The solution prepared according to b) is added to the solution prepared according to a) under CCl 4 atmosphere. The vessel in which solution b) was prepared is then rinsed with 1 kg of water (for injection) and this is likewise added to the solution prepared according to a). The combined solutions are stirred for 10 minutes under 4 72045 CO2 (the pH of the combined solutions should then be about 5.7) and then made up to a final weight of 42.810 kg (equivalent to 40 liters of liquid) by adding water (for injection).

5 d) Filtration d ^) Pre-filtration; Pre-filtration takes place through a membrane filter (0.2 μm - Ultipor nm Pali).

d2) Sterile filtration: The solution prepared and pre-filtered according to c) is filtered directly in the filling device 10 using CC> 2, through a sterilized pressure filtration device with a membrane filter (0.2 μm - Ultipor nm Pali) at a pressure of 1.7 bar.

The sterile-filtered solution is filled under aseptic conditions into 1 ml ampoules (fill volume 0.8 ml).

15 Example 2

Preparation of a solution of heparin (2500 IU) dihydroergotamine (0.5 mg) for injection a) Preparation of a dihydroergotamine-1 run

The solution is prepared using the method described in Example 1a) and using 15.3 kg of propylene glycol, 1.53 kg of glycerin, 0.03 kg of dihydroergotamine mesilate and 0.32 kg of lidocaine hydrochloride (2- (diethylamino) -N- (2,6-dimethyl- phenyl) -acetamide hydrochloride).

b) Preparation of the heparin solution The solution is prepared using the method described in Example 1b) and using 0.997 kg of heparin sodium (corresponding to 150 million IU) and 0.12 kg of Calciumtitriplex · 6H 2 O.

c)

The solutions prepared according to a) and b) are combined, the combined solution is stirred under a CC 2 atmosphere for 10 min. time (pH should be about 5.7) and filled with water (for injection) until the final weight is 32.04 kg.

d) Filtration 35 Pre-filtration:

Membrane filter 0.2 nm (Ultipor um Pali) 11

Claims (4)

5 72045 Sterile filtration: The solution is filtered directly into a filling device using CO 2 through a sterilized pressure filtration device with a membrane filter 0.2 μm (Ultipor uin Pali) at a pressure of 1.7 bar.

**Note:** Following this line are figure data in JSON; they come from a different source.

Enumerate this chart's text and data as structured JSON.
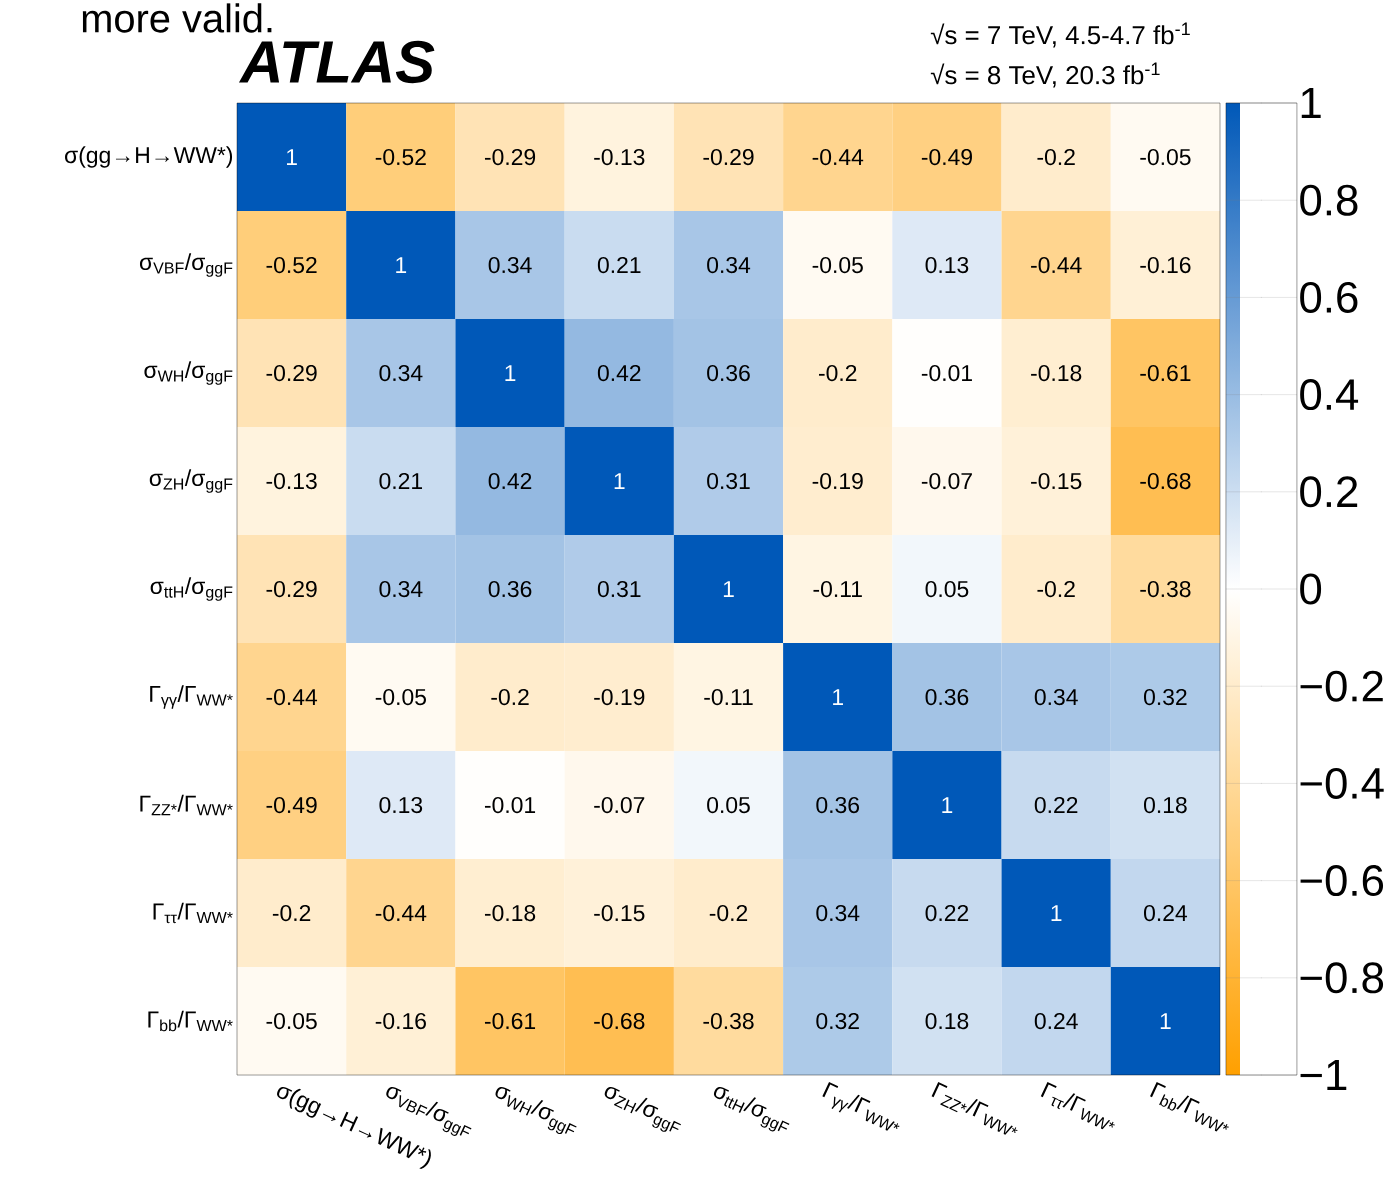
{
  "chart_data": {
    "type": "heatmap",
    "title": "ATLAS",
    "annotations": [
      "more valid.",
      "√s = 7 TeV, 4.5-4.7 fb$^{-1}$",
      "√s = 8 TeV, 20.3 fb$^{-1}$"
    ],
    "categories": [
      "σ(gg→H→WW*)",
      "σ$_{VBF}$/σ$_{ggF}$",
      "σ$_{WH}$/σ$_{ggF}$",
      "σ$_{ZH}$/σ$_{ggF}$",
      "σ$_{ttH}$/σ$_{ggF}$",
      "Γ$_{γγ}$/Γ$_{WW*}$",
      "Γ$_{ZZ*}$/Γ$_{WW*}$",
      "Γ$_{ττ}$/Γ$_{WW*}$",
      "Γ$_{bb}$/Γ$_{WW*}$"
    ],
    "y_categories": [
      "σ(gg→H→WW*)",
      "σ$_{VBF}$/σ$_{ggF}$",
      "σ$_{WH}$/σ$_{ggF}$",
      "σ$_{ZH}$/σ$_{ggF}$",
      "σ$_{ttH}$/σ$_{ggF}$",
      "Γ$_{γγ}$/Γ$_{WW*}$",
      "Γ$_{ZZ*}$/Γ$_{WW*}$",
      "Γ$_{ττ}$/Γ$_{WW*}$",
      "Γ$_{bb}$/Γ$_{WW*}$"
    ],
    "cells": [
      [
        1,
        -0.52,
        -0.29,
        -0.13,
        -0.29,
        -0.44,
        -0.49,
        -0.2,
        -0.05
      ],
      [
        -0.52,
        1,
        0.34,
        0.21,
        0.34,
        -0.05,
        0.13,
        -0.44,
        -0.16
      ],
      [
        -0.29,
        0.34,
        1,
        0.42,
        0.36,
        -0.2,
        -0.01,
        -0.18,
        -0.61
      ],
      [
        -0.13,
        0.21,
        0.42,
        1,
        0.31,
        -0.19,
        -0.07,
        -0.15,
        -0.68
      ],
      [
        -0.29,
        0.34,
        0.36,
        0.31,
        1,
        -0.11,
        0.05,
        -0.2,
        -0.38
      ],
      [
        -0.44,
        -0.05,
        -0.2,
        -0.19,
        -0.11,
        1,
        0.36,
        0.34,
        0.32
      ],
      [
        -0.49,
        0.13,
        -0.01,
        -0.07,
        0.05,
        0.36,
        1,
        0.22,
        0.18
      ],
      [
        -0.2,
        -0.44,
        -0.18,
        -0.15,
        -0.2,
        0.34,
        0.22,
        1,
        0.24
      ],
      [
        -0.05,
        -0.16,
        -0.61,
        -0.68,
        -0.38,
        0.32,
        0.18,
        0.24,
        1
      ]
    ],
    "data_labels": true,
    "clim": [
      -1,
      1
    ],
    "cticks": [
      {
        "value": -1,
        "label": "−1"
      },
      {
        "value": -0.8,
        "label": "−0.8"
      },
      {
        "value": -0.6,
        "label": "−0.6"
      },
      {
        "value": -0.4,
        "label": "−0.4"
      },
      {
        "value": -0.2,
        "label": "−0.2"
      },
      0,
      0.2,
      0.4,
      0.6,
      0.8,
      1
    ]
  }
}
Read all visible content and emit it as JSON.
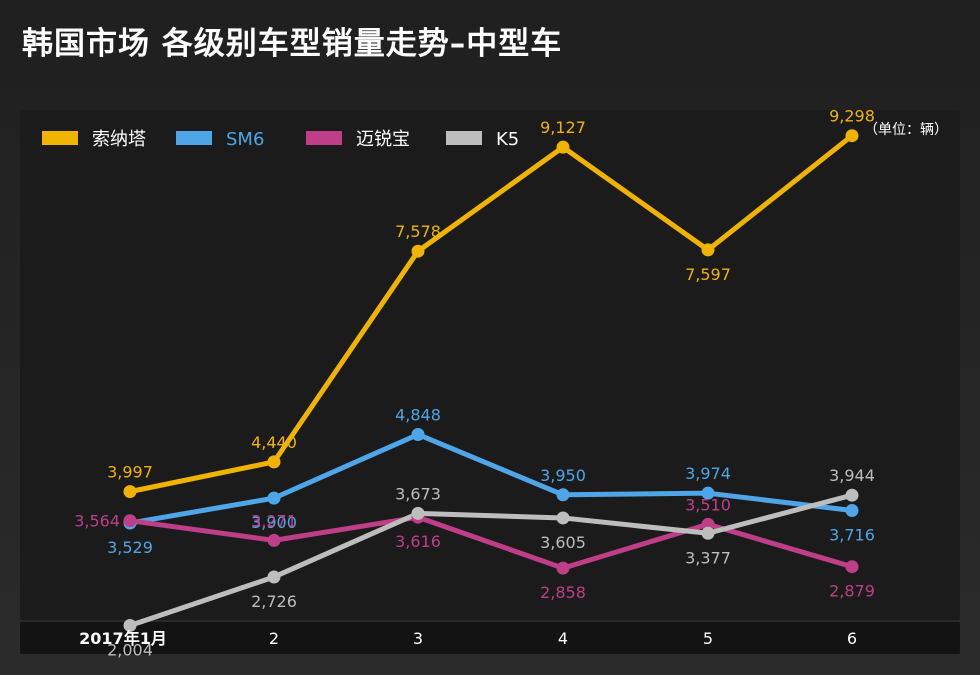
{
  "page": {
    "title": "韩国市场 各级别车型销量走势–中型车"
  },
  "chart_data": {
    "type": "line",
    "title": "韩国市场 各级别车型销量走势–中型车",
    "unit": "（单位：辆）",
    "categories": [
      "2017年1月",
      "2",
      "3",
      "4",
      "5",
      "6"
    ],
    "ylim": [
      0,
      10500
    ],
    "grid": false,
    "legend_position": "top-left",
    "series": [
      {
        "name": "索纳塔",
        "color": "#f0b400",
        "values": [
          3997,
          4440,
          7578,
          9127,
          7597,
          9298
        ],
        "labels": [
          "3,997",
          "4,440",
          "7,578",
          "9,127",
          "7,597",
          "9,298"
        ]
      },
      {
        "name": "SM6",
        "color": "#4ea6e8",
        "values": [
          3529,
          3900,
          4848,
          3950,
          3974,
          3716
        ],
        "labels": [
          "3,529",
          "3,900",
          "4,848",
          "3,950",
          "3,974",
          "3,716"
        ]
      },
      {
        "name": "迈锐宝",
        "color": "#bf3e88",
        "values": [
          3564,
          3271,
          3616,
          2858,
          3510,
          2879
        ],
        "labels": [
          "3,564",
          "3,271",
          "3,616",
          "2,858",
          "3,510",
          "2,879"
        ]
      },
      {
        "name": "K5",
        "color": "#bdbdbd",
        "values": [
          2004,
          2726,
          3673,
          3605,
          3377,
          3944
        ],
        "labels": [
          "2,004",
          "2,726",
          "3,673",
          "3,605",
          "3,377",
          "3,944"
        ]
      }
    ]
  }
}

The sterile filtered solution is filled under aseptic conditions into 1 ml ampoules. A process for preparing a stable solution of dihydroergotamine methanesulfonate and sodium heparinate containing dihydroergotamine (in mg) and heparin (in IU) in a ratio of 1: 500 to 70,000, characterized in that the dihydroergotamine methanesulfonate is dissolved in 2-propylene glycol In the presence of N- (2,6-dimethylphenyl) acetamide and the solution is combined with an aqueous solution of sodium heparinate in the presence of monocalcium disodium ethylenediamine tetraacetate and the pH of the combined solutions is adjusted to about 5.7. Process according to Claim 1, characterized in that the solution contains dihydroergotamine (in mg) and heparin (in IU) in a ratio of 0.5 to 2500 or 5000. Process according to Claim 1, characterized in that the stabilizing medium has a water content of 45 to 72% and a propylene glycol / glycerol content of 28 to 55%. Process according to Claim 1, characterized in that 2- (diethylamino) -N- (2,6-dimethylphenyl) acetamide is present in a concentration of 1 to 2%, based on the total amount of the finished solution.